Hasil penelitian menunjukkan bahwa kombinasi metode pemrosesan input
streaming dengan dekoder SMLP menghasilkan akurasi tertinggi dibandingkan
dengan variasi dekoder lainnya yang menggunakan skema input real-time. Dekoder
ini menunjukkan peningkatan akurasi sebesar 16,86% dalam CC dan 33,33% dalam
R2 dibandingkan dengan dekoder Binning-MLP. Selain itu, ukuran dekoder SMLP
ditemukan 68,83 kali lebih kecil, dan jumlah operasi sinaptik 71,84 kali lebih
sedikit. Waktu prediksi yang dibutuhkan dekoder Streaming-SMLP lebih rendah
dari pada frekuensi sampling sensor pergerakan ujung jari, sehingga dekoder ini
dapat diterapkan secara real-time.

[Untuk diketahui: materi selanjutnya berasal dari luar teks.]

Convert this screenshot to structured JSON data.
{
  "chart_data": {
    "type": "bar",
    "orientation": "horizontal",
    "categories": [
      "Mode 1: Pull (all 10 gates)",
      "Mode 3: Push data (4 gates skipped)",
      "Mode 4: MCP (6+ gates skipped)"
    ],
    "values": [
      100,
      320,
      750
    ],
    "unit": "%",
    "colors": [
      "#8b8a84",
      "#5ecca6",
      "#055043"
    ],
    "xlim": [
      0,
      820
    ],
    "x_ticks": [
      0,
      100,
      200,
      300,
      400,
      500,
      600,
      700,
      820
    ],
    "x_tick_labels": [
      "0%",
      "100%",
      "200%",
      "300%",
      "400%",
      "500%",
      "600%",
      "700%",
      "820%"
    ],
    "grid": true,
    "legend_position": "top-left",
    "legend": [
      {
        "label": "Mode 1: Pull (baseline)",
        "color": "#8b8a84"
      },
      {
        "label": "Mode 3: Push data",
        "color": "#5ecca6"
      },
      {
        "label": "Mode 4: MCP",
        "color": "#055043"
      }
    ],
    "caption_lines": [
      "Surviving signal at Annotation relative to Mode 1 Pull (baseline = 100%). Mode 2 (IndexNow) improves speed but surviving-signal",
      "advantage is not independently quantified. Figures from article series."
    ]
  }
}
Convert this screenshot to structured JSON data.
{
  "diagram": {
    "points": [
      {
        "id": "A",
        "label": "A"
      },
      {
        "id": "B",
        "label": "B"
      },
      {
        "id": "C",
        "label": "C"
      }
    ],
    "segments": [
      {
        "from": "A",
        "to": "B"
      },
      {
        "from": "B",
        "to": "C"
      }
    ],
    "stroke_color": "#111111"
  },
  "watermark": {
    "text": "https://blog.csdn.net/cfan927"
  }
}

Komunikasi antar unit dalam dekoder Streaming-
SMLP hanya melibatkan aktivasi biner, sehingga hanya memerlukan sumber daya
komputasi yang rendah. Implementasi dekoder Streaming-SMLP pada perangkat
keras yang bersifat neuromorphic dapat memperjelas kelebihan dari dekoder
berbasis SNN.
Dengan demikian, penelitian ini menegaskan potensi besar dari dekoder berbasis
SNN sebagai solusi yang lebih efisien untuk memprediksi pergerakan tangan pada
pasien tetraplegia, memberikan harapan baru dalam pengembangan teknologi
pemulihan motorik yang lebih canggih dan personal. Selain itu, penelitian ini juga
menyajikan analisis komparatif antara dekoder berbasis SNN dan dekoder berbasis
ANN, yang dapat menjadi dasar penting dalam pengembangan lebih lanjut dari
kedua jenis dekoder tersebut. Analisis ini memberikan wawasan mendalam tentang
keunggulan dan kelemahan masing-masing pendekatan, serta membuka peluang
untuk mengintegrasikan kelebihan keduanya dalam aplikasi klinis di masa depan.